El 40% de los trabajadores no recibió formación en el último año pese a considerarla clave para su desarrollo
Un 40% de los trabajadores en España no ha recibido ningún tipo de formación en el último año, a pesar de que la mayoría la considera un elemento fundamental para su desarrollo profesional y su empleabilidad. Así lo revela un estudio elaborado por InfoJobs, que pone de manifiesto una clara desconexión entre la importancia atribuida a la formación y el acceso real a la misma.
En un contexto marcado por la transformación digital y los objetivos de la Década Digital 2030 —que promueven el aprendizaje permanente y el desarrollo de competencias para entornos cada vez más tecnológicos—, los datos reflejan un reto estructural para empresas y profesionales.
Las habilidades personales, como la comunicación o el trabajo en equipo, junto con las competencias técnicas específicas del puesto, son las más valoradas por los profesionales, con una puntuación media de 7,1 sobre 10. Les siguen las habilidades digitales, especialmente relevantes entre perfiles que teletrabajan, mujeres y profesionales TIC.
Sin embargo, estas competencias no son las que más formación efectiva reciben. Mientras que un 32% de los trabajadores ha recibido formación técnica y un 20% en habilidades digitales, solo un 18% ha accedido a formación en habilidades personales. Por su parte, las competencias de gestión y liderazgo —también consideradas estratégicas— ocupan el último lugar, con apenas un 12%.
Brechas significativas entre relevancia y acceso
El análisis evidencia importantes diferencias entre la relevancia otorgada a determinadas competencias y la formación recibida. Las habilidades personales presentan la mayor brecha, con una diferencia de 47 puntos porcentuales entre su importancia (65%) y su formación efectiva (18%). En el caso de las competencias de gestión y liderazgo, la distancia alcanza los 39 puntos (51% frente a 12%).
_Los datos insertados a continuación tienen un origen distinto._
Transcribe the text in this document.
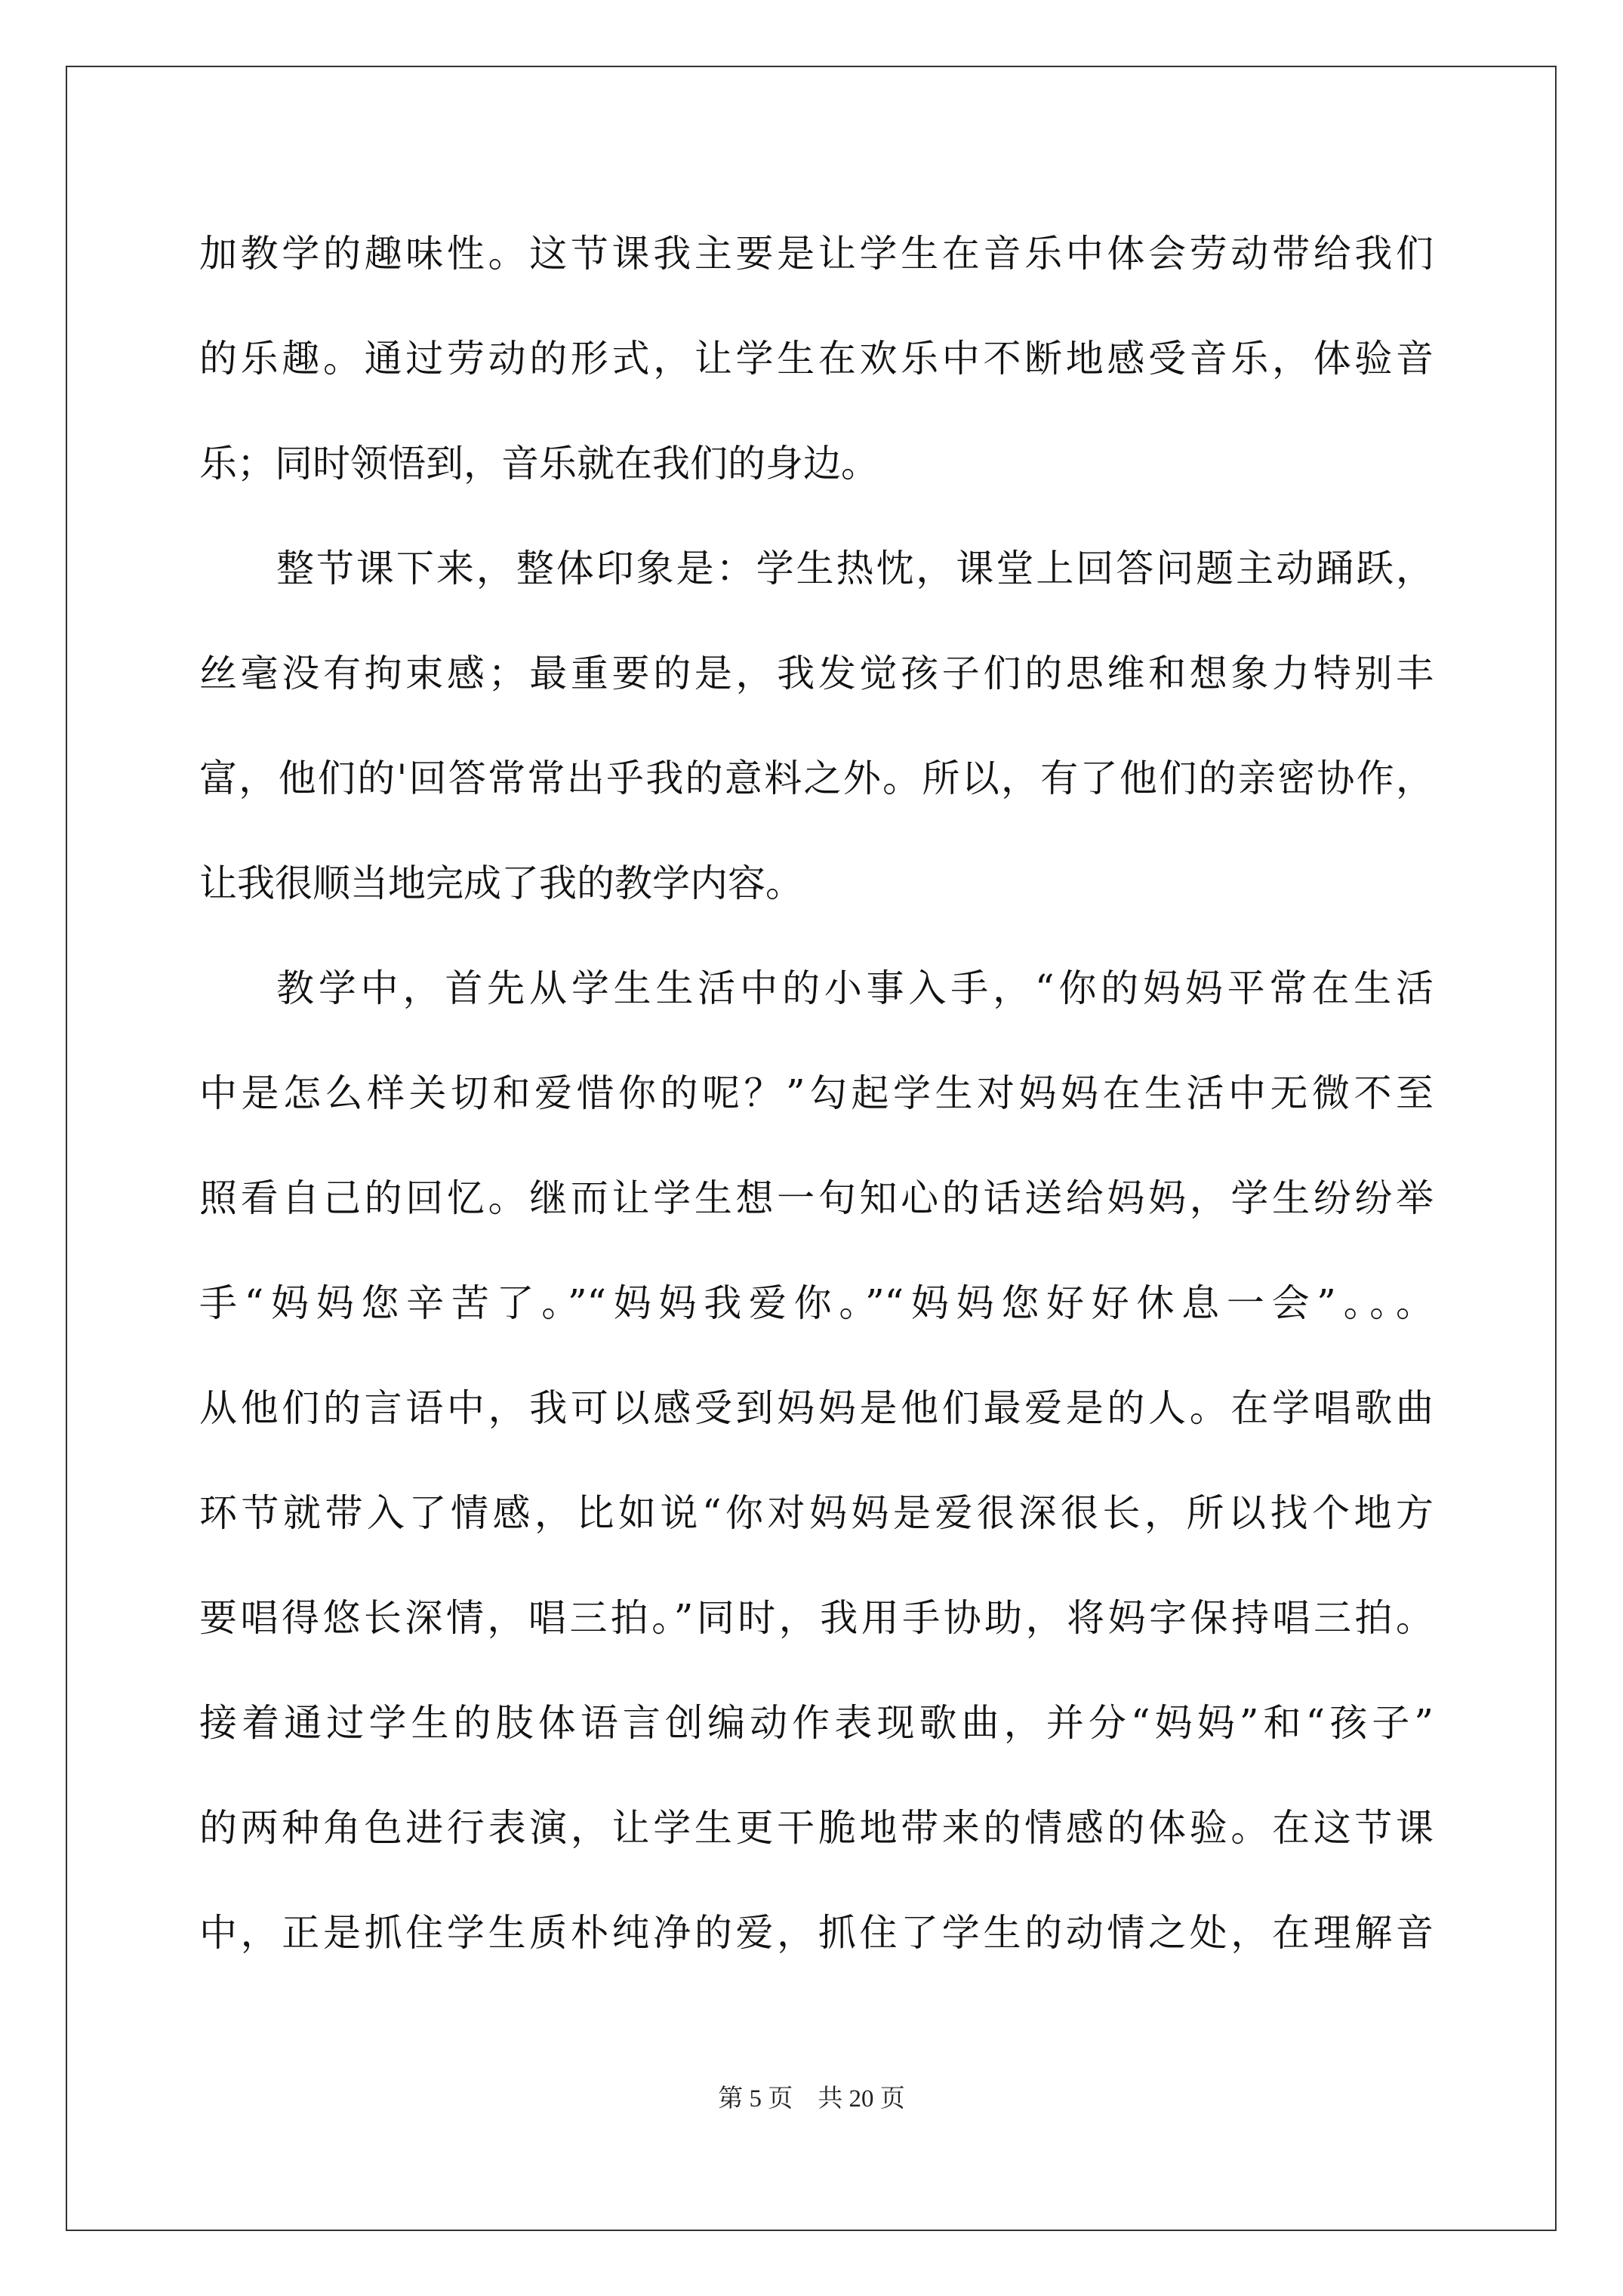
加教学的趣味性。这节课我主要是让学生在音乐中体会劳动带给我们
的乐趣。通过劳动的形式，让学生在欢乐中不断地感受音乐，体验音
乐；同时领悟到，音乐就在我们的身边。
整节课下来，整体印象是：学生热忱，课堂上回答问题主动踊跃，
丝毫没有拘束感；最重要的是，我发觉孩子们的思维和想象力特别丰
富，他们的'回答常常出乎我的意料之外。所以，有了他们的亲密协作，
让我很顺当地完成了我的教学内容。
教学中，首先从学生生活中的小事入手，“你的妈妈平常在生活
中是怎么样关切和爱惜你的呢？”勾起学生对妈妈在生活中无微不至
照看自己的回忆。继而让学生想一句知心的话送给妈妈，学生纷纷举
手“妈妈您辛苦了。”“妈妈我爱你。”“妈妈您好好休息一会”。。。
从他们的言语中，我可以感受到妈妈是他们最爱是的人。在学唱歌曲
环节就带入了情感，比如说“你对妈妈是爱很深很长，所以找个地方
要唱得悠长深情，唱三拍。”同时，我用手协助，将妈字保持唱三拍。
接着通过学生的肢体语言创编动作表现歌曲，并分“妈妈”和“孩子”
的两种角色进行表演，让学生更干脆地带来的情感的体验。在这节课
中，正是抓住学生质朴纯净的爱，抓住了学生的动情之处，在理解音
第 5 页　共 20 页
También se observan diferencias relevantes en las habilidades técnicas (64% de importancia frente a 32% de formación) y en las digitales (58% frente a 20%), aunque en menor medida.
Mónica Pérez, directora de Comunicación y Estudios de InfoJobs, advierte de que “existe una desconexión clara entre la importancia que los profesionales conceden a la formación y las oportunidades reales para desarrollarla”, especialmente en habilidades personales y de liderazgo, clave para la evolución profesional.
En cuanto a la percepción sobre quién debe asumir la responsabilidad de la formación, predomina una visión compartida: el 45% de los trabajadores considera que debe ser una tarea conjunta entre empresa y profesional. Frente a ello, un 34% cree que recae principalmente en el individuo, mientras que un 21% la atribuye a la empresa.
No obstante, existen diferencias según el perfil. Las mujeres y los trabajadores en entornos híbridos se inclinan más por la corresponsabilidad, mientras que los perfiles directivos tienden a situar el peso en el profesional: un 57% considera que la formación depende principalmente del individuo.
La autoformación no compensa el déficit estructural
La formación por iniciativa propia tampoco logra cerrar la brecha. Más de la mitad de los trabajadores que han recibido formación han dedicado menos de 10 horas de su tiempo libre, y cerca de un 25% no invierte tiempo personal en su desarrollo, especialmente entre los mayores de 35 años.
En este ámbito, la inteligencia artificial y los idiomas destacan como las áreas con mayor dedicación por iniciativa propia (16% en ambos casos), seguidas de la formación en gestión y liderazgo. Además, la inversión económica en formación sigue siendo limitada: solo el 23% de los profesionales ha destinado recursos propios a este fin.
Los resultados del estudio evidencian la necesidad de alinear las estrategias formativas con las demandas reales de los profesionales y del mercado. Reducir la brecha entre la relevancia de las competencias y su desarrollo efectivo será clave para mejorar la empleabilidad, fortalecer el liderazgo y aumentar la competitividad de las organizaciones en un entorno cada vez más exigente.